Tuesday, December 18, 2018

Tuesday poem #298 : Joan Naviyuk Kane : UPON LEARNING THAT SHE’S HUNG A FOX PELT FROM TED HUGHES FROM THE RAFTERS ABOVE HER DESK



Not an easy thing to shake as she defers
her rapprochement with apoidea
over false oxlip & phlox. A glacier

makes a river of ice, of earth,
of everything that is & is not she.
A paradox: the present as a dark

text to (re)turn (in)to. She strikes
the bright inscriptions, which might
yet teem for a long time.

We tread the paths of myth, grown
sick, like the boy who banged
an adze until it grew dull

& the snow ceased. & like that
which presupposes it, & us:
line, image, lilt. I am not quite

myself within other declarations.
I do not exalt with great nimbleness:
& did not notice the lemming

as he slipped through a hole in the fenestra
on some annual migration to the sea,
past himself as his own pelt-monger,  

& far past the point where he pulled an awl through the fauces.
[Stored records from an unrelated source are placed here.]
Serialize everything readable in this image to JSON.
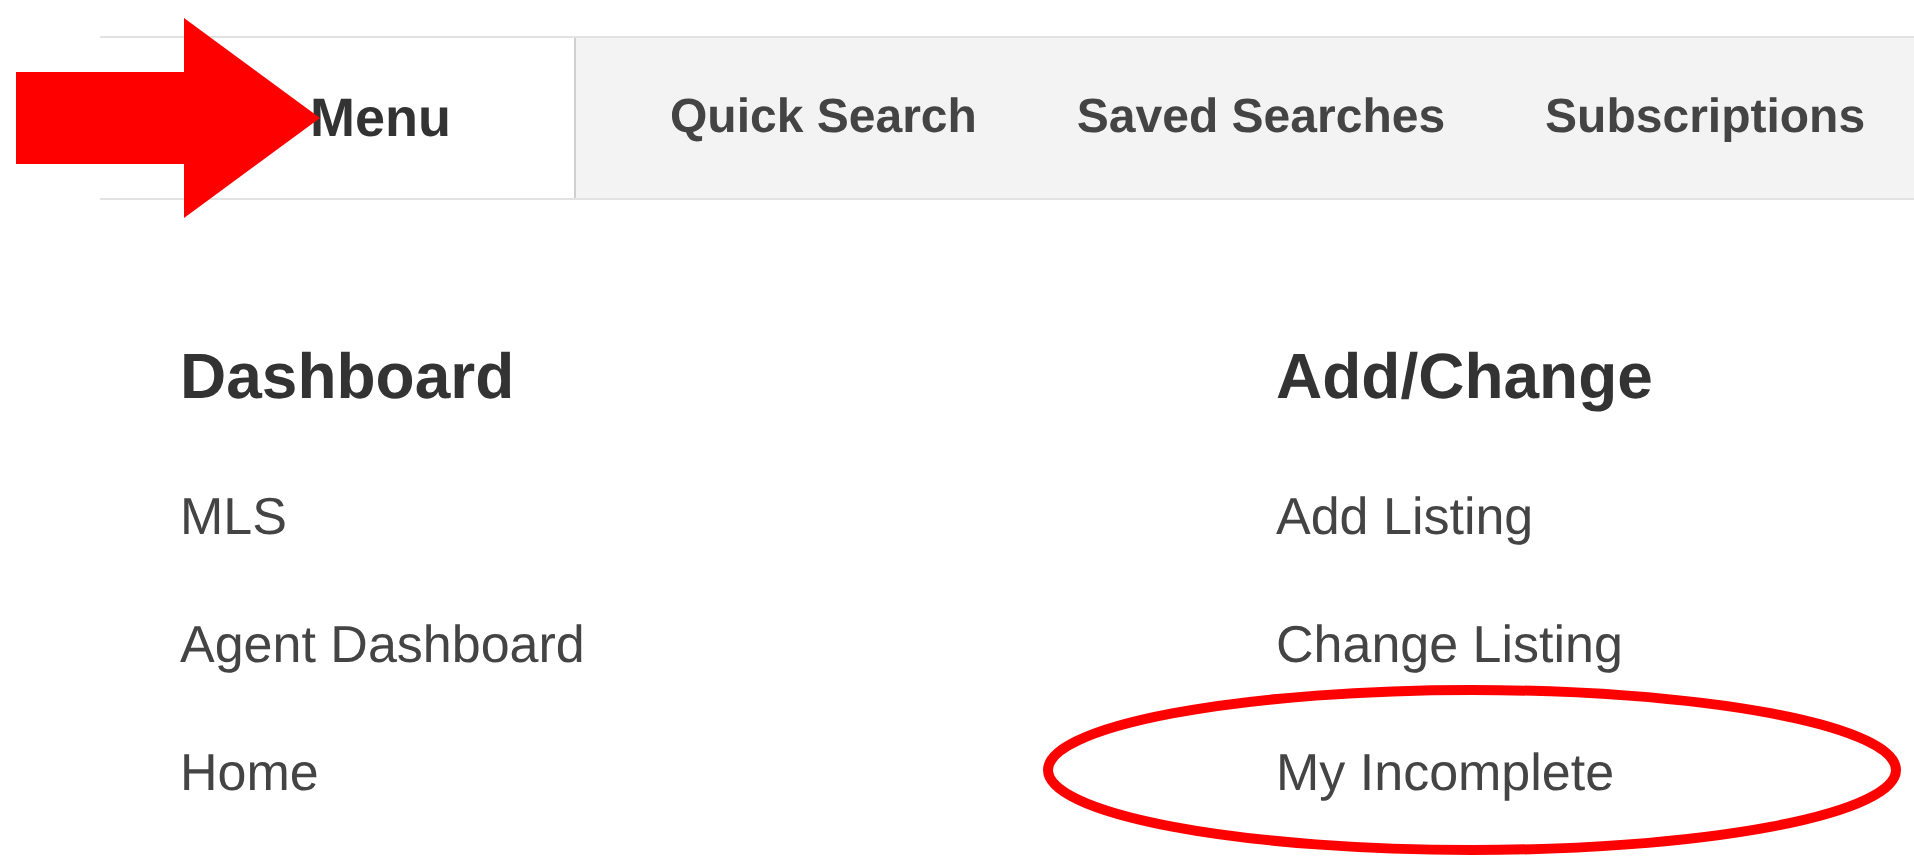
{
  "tabs": [
    {
      "label": "Menu",
      "selected": true,
      "arrow": true
    },
    {
      "label": "Quick Search",
      "selected": false,
      "arrow": false
    },
    {
      "label": "Saved Searches",
      "selected": false,
      "arrow": false
    },
    {
      "label": "Subscriptions",
      "selected": false,
      "arrow": false
    }
  ],
  "columns": [
    {
      "heading": "Dashboard",
      "items": [
        {
          "label": "MLS",
          "circled": false
        },
        {
          "label": "Agent Dashboard",
          "circled": false
        },
        {
          "label": "Home",
          "circled": false
        }
      ]
    },
    {
      "heading": "Add/Change",
      "items": [
        {
          "label": "Add Listing",
          "circled": false
        },
        {
          "label": "Change Listing",
          "circled": false
        },
        {
          "label": "My Incomplete",
          "circled": true
        }
      ]
    }
  ]
}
In these words, enclosed, too, at times
within the old enchantments—
one broods beyond the problem

of being bound to place,
to anything at all. & then,
the ballista, too, becomes its own

source of wonder. An omen,
albeit one tempered by the concise
splendor of a mind as it moves

quick, unsick, within the confines
of night. Breach lyric. Split time.
Will she?— she will —explicate

the fixed architecture as it flickers by,
“trying over and over its broken line /
trying over and over its broken line.”




Joan Naviyuk Kane’s books and chapbooks of prose and poetry include The Cormorant Hunter’s Wife, Hyperboreal, The Straits, Milk Black Carbon, A Few Lines in the Manifest, Sublingual (November 2018), and Another Bright Departure (March 2019). She is a 2018 Guggenheim Fellow. Kane was a Harvard National Scholar, and the recipient of a graduate Writing Fellowship from Columbia University’s School of the Arts. Inupiaq with family from King Island and Mary’s Igloo, she raises her children as a single mother in Anchorage, Alaska.